Descartes no se equivoca, ¿nunca? (Boulesis)
De la duda a la certeza más absoluta
Ocurre en filosofía a veces un fenómeno singular: una teoría termina trayendo consigo consecuencias que no se
esperaban al principio, que nos sitúan en una posición totalmente alejada de la inicial y que tampoco encaja
muy bien con el sentido común. Y es que la filosofía tiene, para bien o para mal, algo de extravagante: según
qué tipo de ideas producen cuando menos extrañeza o escándalo. Un ejemplo podría ser Descartes, cuya
filosofía trata como punto de partida evitar totalmente el error. No en vano es Descartes heredero del siglo
XVI en el que se produce la crisis del modelo geocéntrico y la reforma protestante, con las consiguientes guerras
de religión, en las que la mezcla de banderas políticas y credos religiosos dejó una estela de muerte y
destrucción por Europa. Acosado por la duda, por el temor a equivocarse, Descartes quiso construir un sistema
en el que el error no tuviera cabida.
Explicada en una clase de bachillerato, la filosofía cartesiana produce extrañeza en varios momentos. El
primero de ellos suele ser al presentar la hipótesis del genio maligno: ¿Y si existiera un ser perverso empeñado
en que viviéramos permanentemente en el error, en que la equivocación fuera una constante en nuestras vidas?
Confiados en la consistencia de lo real, la mayoría de los alumnos suele decir que esto es una paranoia. Es
inadmisible tan sólo plantearlo como hipótesis en este mundo nuestro que nos han creado, en el que la verdad
puede prácticamente tocarse con las manos. El planteamiento se vuelve aún más embarazoso cuando se
explica la solución cartesiana. No hay manera de escapar al genio maligno que no sea acudiendo a un concepto
tan “potente” como polémico y oscuro: Dios. Tras ofrecer unas demostraciones más que discutibles, Descartes
nos viene a decir que el ser perfecto, bueno y veraz, no puede permitir que vivamos en el engaño, por lo que
podemos (y debemos) fiarnos de nuestros sentidos. Dios es así, el antídoto para el demonio del conocimiento.

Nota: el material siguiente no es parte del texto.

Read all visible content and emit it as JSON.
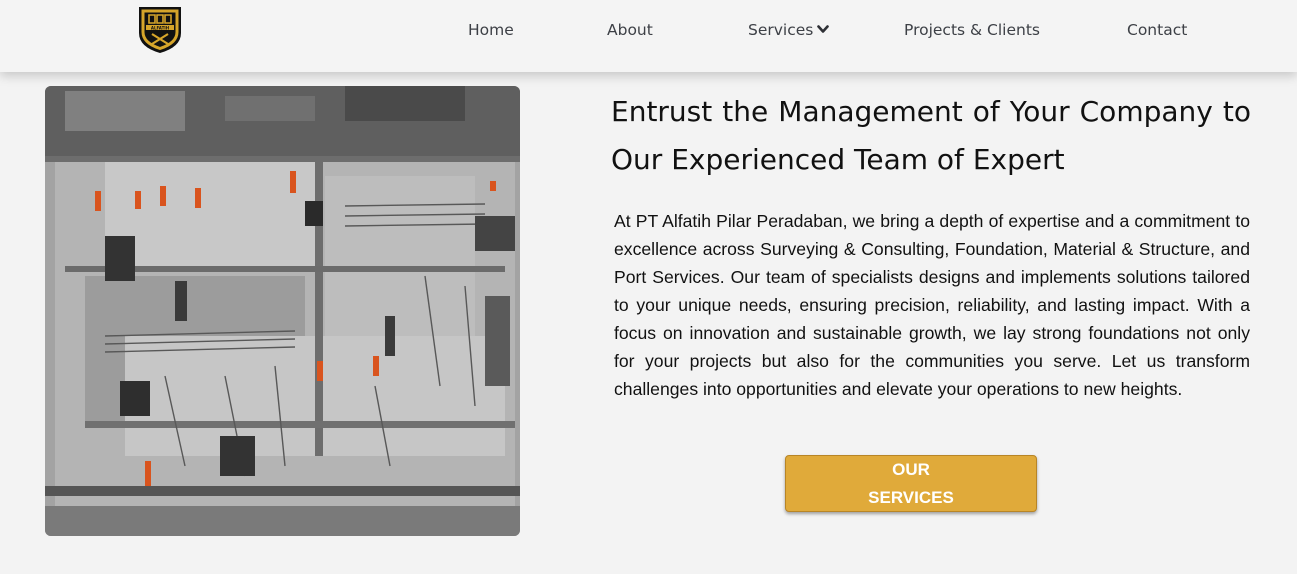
{
  "nav": {
    "logo_text": "ALFATIH",
    "items": [
      {
        "label": "Home"
      },
      {
        "label": "About"
      },
      {
        "label": "Services"
      },
      {
        "label": "Projects & Clients"
      },
      {
        "label": "Contact"
      }
    ]
  },
  "hero": {
    "headline": "Entrust the Management of Your Company to Our Experienced Team of Expert",
    "body": "At PT Alfatih Pilar Peradaban, we bring a depth of expertise and a commitment to excellence across Surveying & Consulting, Foundation, Material & Structure, and Port Services. Our team of specialists designs and implements solutions tailored to your unique needs, ensuring precision, reliability, and lasting impact. With a focus on innovation and sustainable growth, we lay strong foundations not only for your projects but also for the communities you serve. Let us transform challenges into opportunities and elevate your operations to new heights.",
    "cta_label": "OUR SERVICES",
    "image_icon": "construction-site-photo"
  },
  "colors": {
    "accent": "#e0aa3a",
    "logo_gold": "#d6a52a",
    "nav_text": "#3d4046",
    "background": "#f3f3f3"
  }
}
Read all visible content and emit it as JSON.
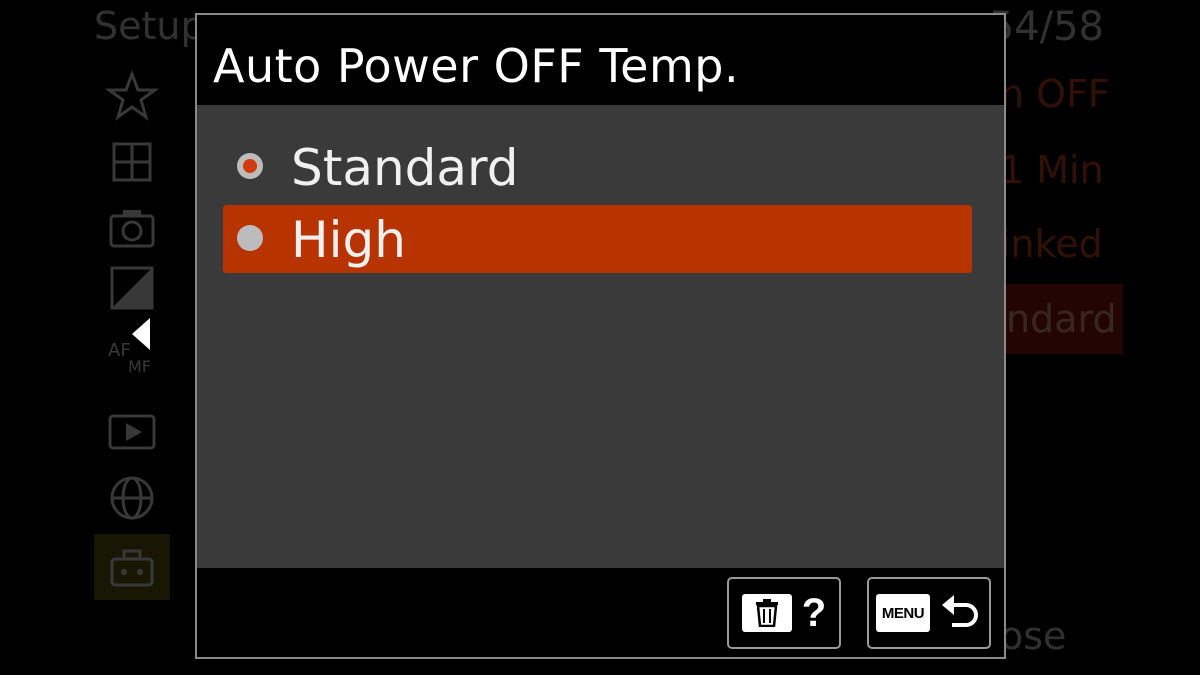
{
  "background_menu": {
    "title": "Setup",
    "page_counter": "54/58",
    "values": [
      "n OFF",
      "1 Min",
      "inked",
      "ndard"
    ],
    "close_label": "ose",
    "tabs": [
      "star-icon",
      "grid-icon",
      "camera-icon",
      "exposure-icon",
      "af-mf-icon",
      "playback-icon",
      "network-globe-icon",
      "toolbox-icon"
    ]
  },
  "dialog": {
    "title": "Auto Power OFF Temp.",
    "options": [
      {
        "label": "Standard",
        "checked": true,
        "highlighted": false
      },
      {
        "label": "High",
        "checked": false,
        "highlighted": true
      }
    ],
    "footer": {
      "help_label": "?",
      "menu_label": "MENU"
    }
  },
  "colors": {
    "highlight": "#b73400",
    "radio_checked": "#d03c10",
    "body_bg": "#3a3a3a"
  }
}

Muchos alumnos de bachillerato suelen acusar a Descartes de ser “un flojo” al plantear su solución. El
racionalista y ordenado filósofo intenta un triple mortal fallido. Después de prometer método y regla, saca de
la chistera un conejo que llevaba ahí escondido mucho tiempo. En otras palabras: se le ve el truco. Y no sólo
eso: supongamos que aceptamos barco, y estamos dispuestos a creer que el filósofo francés demuestra la
existencia de ese Dios bueno y veraz que vela para que conozcamos la verdad. Urgido por el error, Descartes
logra fundamentar nuestro conocimiento. La insidiosa y molesta pregunta es: ¿Por qué entonces nos
equivocamos? Si Dios vela por nuestro conocimiento, ¿cómo es posible que haya quienes yerran en sus
afirmaciones sobre el mundo que nos rodea? ¿Habría lugar para la diversidad de opiniones y puntos de vista si
existiera un Dios que nos garantizara el conocimiento? Cosas de la filosofía: tan preocupado estaba Descartes
por evitar el error, que al final construyó un sistema en el que había lugar para el fallo. Lo cual es un
defecto grave, cuando todos tenemos la certeza de que en el mundo hay error y verdad.